Inkjet Printers (Computing)

By Team Digit Published Date
01 - Dec - 2007
| Last Updated
01 - Dec - 2007
Inkjet Printers (Computing)

Even though laser devices are cheap, inkjets still thrive—here’s why

Year after year, it’s been speculated that the days of inkjet devices are numbered, but each year, that’s been proved wrong. Inkjets are still holding on and still in the race. This could be attributed partly to the considerably lower cost of investment and partly to the much lower cost of running. Also, they don’t demand much space. Home users prefer inkjet printers but are facing increasingly stiff competition from inkjet MFDs, which are becoming available at prices rivalling those of the printers.

What You Should Be Looking At

Printer speed is usually advertised by the manufacturer in bold letters. You should keep in mind that these mentioned speeds can never be achieved in real-life situations, and as the quality is increased, the speed drops dramatically. A typical mid-range inkjet printer can never exceed even 10 pages per minute at draft quality, even though it is usually advertised as 20. If you print a photograph, the time taken can range from a minute and a half to over 10 minutes depending on the printer.

Print resolution is another feature that is talked about a lot by the manufacturers. More important is the hardware print resolution, as this defines the hardware limits of how fine the printer can print. Interpolated (also sometimes called enhanced) resolution is a software resolution that tries to emulate a higher resolution than the printer’s hardware capability, though the results are never as impressive. This difference is something like that between the optical and digital zoom of a digital camera.

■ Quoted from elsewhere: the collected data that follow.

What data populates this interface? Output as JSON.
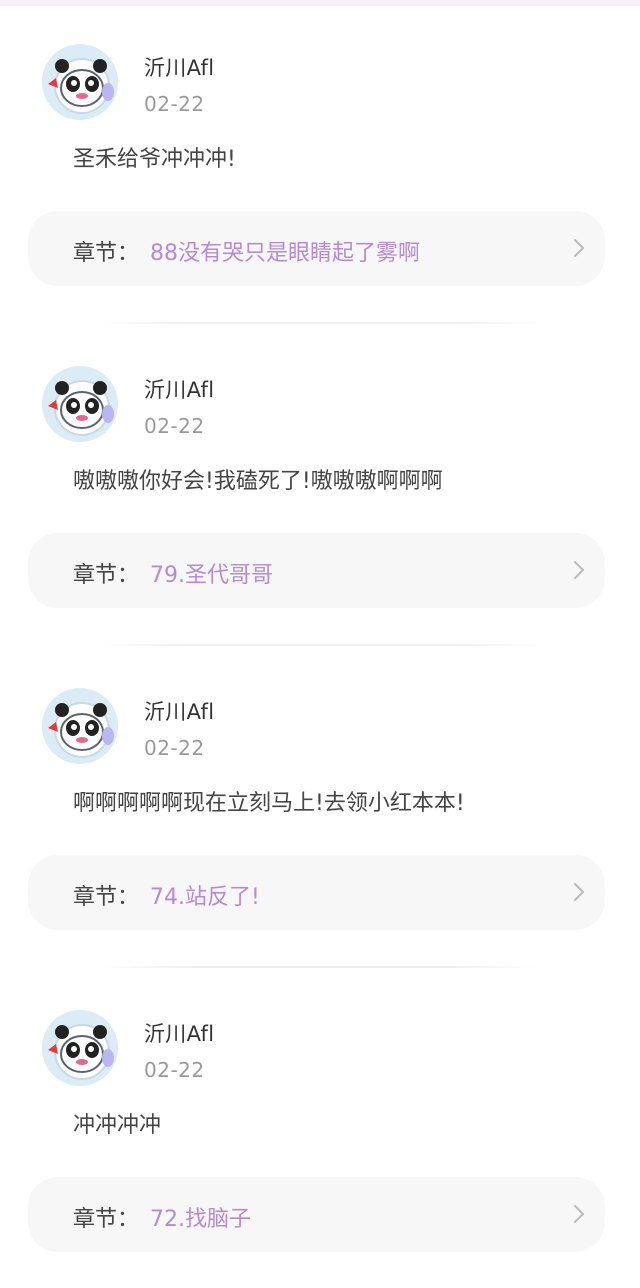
{
  "icons": {
    "avatar": "panda-avatar-icon",
    "chevron": "chevron-right-icon"
  },
  "colors": {
    "chapter_title": "#b58ad8",
    "chapter_bg": "#f7f7f7",
    "date": "#9a9a9a"
  },
  "comments": [
    {
      "username": "沂川Afl",
      "date": "02-22",
      "text": "圣禾给爷冲冲冲!",
      "chapter_label": "章节：",
      "chapter_title": "88没有哭只是眼睛起了雾啊"
    },
    {
      "username": "沂川Afl",
      "date": "02-22",
      "text": "嗷嗷嗷你好会!我磕死了!嗷嗷嗷啊啊啊",
      "chapter_label": "章节：",
      "chapter_title": "79.圣代哥哥"
    },
    {
      "username": "沂川Afl",
      "date": "02-22",
      "text": "啊啊啊啊啊现在立刻马上!去领小红本本!",
      "chapter_label": "章节：",
      "chapter_title": "74.站反了!"
    },
    {
      "username": "沂川Afl",
      "date": "02-22",
      "text": "冲冲冲冲",
      "chapter_label": "章节：",
      "chapter_title": "72.找脑子"
    }
  ]
}
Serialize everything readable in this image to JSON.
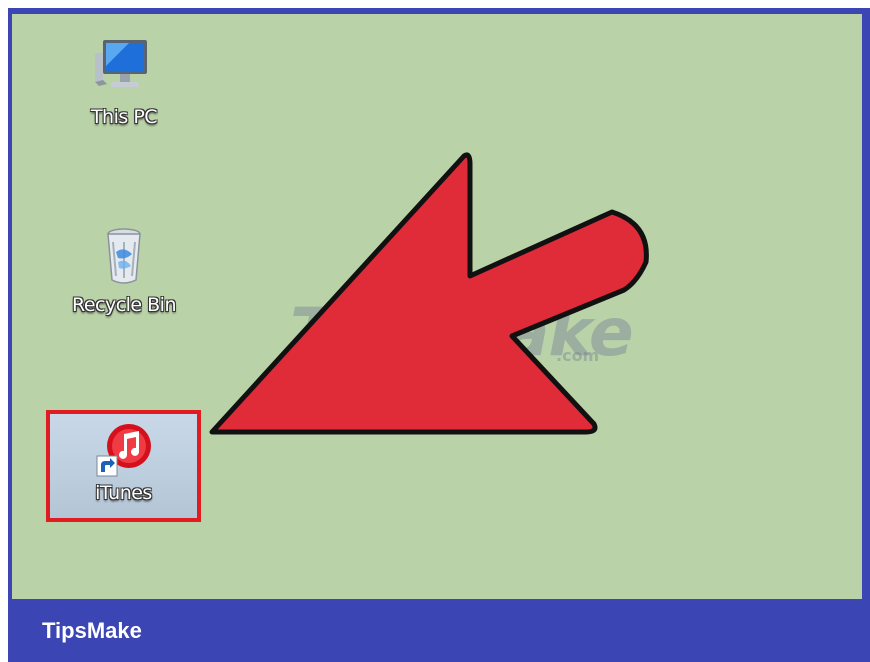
{
  "desktop": {
    "icons": [
      {
        "label": "This PC",
        "icon": "this-pc-icon"
      },
      {
        "label": "Recycle Bin",
        "icon": "recycle-bin-icon"
      },
      {
        "label": "iTunes",
        "icon": "itunes-icon",
        "highlighted": true
      }
    ],
    "background_color": "#b9d2a7"
  },
  "annotation": {
    "arrow_color": "#e02b38",
    "highlight_color": "#e11b22"
  },
  "watermark": {
    "text": "TipsMake",
    "suffix": ".com"
  },
  "footer": {
    "brand": "TipsMake",
    "background_color": "#3b45b4"
  }
}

Media handling: Most printers can handle A4 size media, and if you require larger size media, check for that before buying. Also make sure that the printer is capable of handling heavy media—this is important especially in case of photo paper.

Interface: Many offices still have old computers with legacy interface such as parallel port. If your office happens to be such, make sure that your printer supports such an interface.

User interface: It is always better if the printer has an LCD to view different status messages. For a photo printer, a colour LCD should be preferred.

Number and type of cartridges: Printers aimed at normal printing, usually come with two cartridges—one for colour and other for black. But if you are into photo printing, then it is better to have separate cartridges for each colour. The latter case is economical too because you need to change only that cartridge which is spent, so it becomes less expensive. Certain photo printers support Photo cartridges that are specialised for printing photographs.
Analyse Your Usage

For a photographer: If you are a photographer, or if printing photographs is your primary need, the printer needs to be good at printing high resolution colour photographs. Some printers have up to six cartridges to produce vivid colour photo prints. Some have photo-paper cassettes to hold photo papers. There are some with connectivity options such as Bluetooth, WiFi, and PictBridge, while some have slots for memory cards or USB drives to print images stored on such devices. There are some which can even let you manipulate images prior to printing by previewing the effects on a colour LCD screen on the printer.

Agent Tips
The cartridge should be easily available when needed. Some vendors provide the facility to order cartridges over the telephone or over the Internet. As any inkjet owner will testify to, this saves a lot of hassle, and besides, you get original cartridges.

For a SoHo: A printer with a single colour and single black cartridge should be OK. The cost per page will matter more in this case. If your requirements are high volume and high speed, then it is better to go with a laser device.
Inkjet or laser: Inkjet printers are a lot cheaper than laser printers. They also consume a lot less power and have a lower running cost. But the cost per page is usually over twice as much as a laser printer and therefore laser printers are less expensive in the long run, as you print more and more pages.

Network: A dedicated network printer (with a RJ-45 port) can usually cater better to more than 10 computers on a network. Though a network printer is more expensive, you should get one, especially if your business is growing.

A new technology in inkjet printing promises to rival the speeds only possible with laser devices until now. The trick is to eliminate the moving head—rather, the movement—and instead use a head as wide as the paper. This head delivers a blast of ink across the length of the paper and this repeats line after line. It is therefore a lot faster than conventional inkjet printing. Silverbrook has already showcased a prototype of such a printer; HP will soon introduce such printers.